A final word about the annual ALMA Banquet and Awards, at the end of the day, June 9, which was again another highlight of AISE. The Beryllium Driver Award for Lifetime Achievement for 2019 was awarded to Gunnar Rasmussen, the founder of GRAS Sound & Vibration and a pioneer in the construction of acoustic instrumentation, particularly of microphones, transducers, and vibration-related devices. A deserving award for a 70-year veteran of the audio industry with many ground breaking innovations, which was signaled that night by Jacob Soendergaard, member of the board of the ALTI association and his grandson.
The Titanium Driver Award for Lifetime Contributions to the Audio and Loudspeaker Technologies Industry for 2019 went to Gary Church of MISCO, and a 40-plus year veteran of companies such as Electro-Voice, Utah Electronics and Rockford, among others. With many groundbreaking innovations to his credit, his work and industry’s contribution were highlighted in the occasion by Dan Digre, President at MISCO Speakers, Oaktron Aerospace, and Warkwyn Labs.

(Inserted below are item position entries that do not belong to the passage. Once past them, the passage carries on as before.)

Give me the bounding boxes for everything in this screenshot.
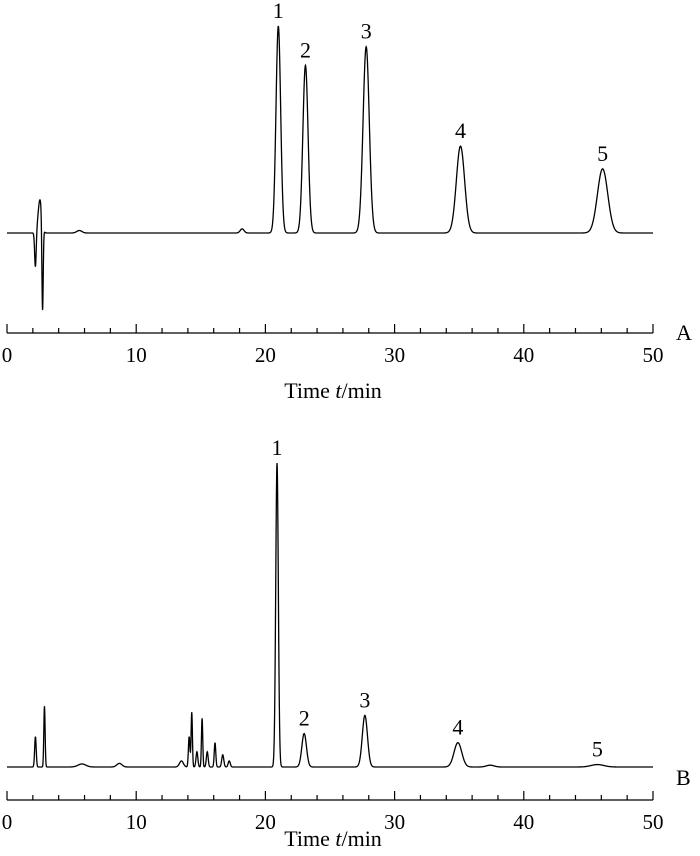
x-tick-label-a-50: 50: [643, 343, 664, 367]
chromatogram-trace-b: [7, 462, 653, 768]
x-axis-title-a: Time t/min: [284, 378, 382, 403]
x-tick-label-b-40: 40: [513, 810, 534, 834]
x-tick-label-b-20: 20: [255, 810, 276, 834]
x-tick-label-a-10: 10: [126, 343, 147, 367]
chromatogram-panel-a: 12 3 4 5 0 10 20 30 40 50 Time t/min A: [2, 0, 692, 403]
x-tick-label-a-40: 40: [513, 343, 534, 367]
peak-label-a-1: 1: [273, 0, 284, 23]
peak-label-a-2: 2: [300, 37, 311, 62]
x-tick-label-a-0: 0: [2, 343, 13, 367]
peak-label-b-3: 3: [359, 687, 370, 712]
chromatogram-panel-b: 1 2 3 4 5 0 10 20 30 40 50 Time t/min B: [2, 435, 691, 851]
panel-label-a: A: [676, 320, 692, 345]
x-tick-label-a-20: 20: [255, 343, 276, 367]
x-tick-label-a-30: 30: [384, 343, 405, 367]
peak-label-b-5: 5: [592, 737, 603, 762]
peak-label-b-1: 1: [272, 435, 283, 460]
peak-label-a-5: 5: [597, 141, 608, 166]
chromatogram-trace-a: [7, 25, 653, 311]
peak-label-b-2: 2: [299, 706, 310, 731]
x-tick-label-b-30: 30: [384, 810, 405, 834]
peak-label-b-4: 4: [452, 715, 463, 740]
peak-label-a-3: 3: [361, 19, 372, 44]
panel-label-b: B: [676, 765, 691, 790]
x-axis-title-b: Time t/min: [284, 826, 382, 851]
x-tick-label-b-0: 0: [2, 810, 13, 834]
peak-label-a-4: 4: [455, 118, 466, 143]
x-tick-label-b-10: 10: [126, 810, 147, 834]
x-tick-label-b-50: 50: [643, 810, 664, 834]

This year, the association awarded a Gold Driver Award for Service to Spiro Iraclianos, who served as President of ALMA and chairman of the Education Committee from 2011 through 2015 and was instrumental in beginning the process of advancing and modernizing the association’s mission. The association also awarded a plaque, recognizing MISCO’s 70 years in business and the company’s service to the loudspeaker industry as well as their longstanding support to the association.
AISE 2020 will take place at the South Point Hotel and Casino, Las Vegas, NV, June 14-15, prior to InfoComm 2020, which happens from June 13-19. Help spread the word.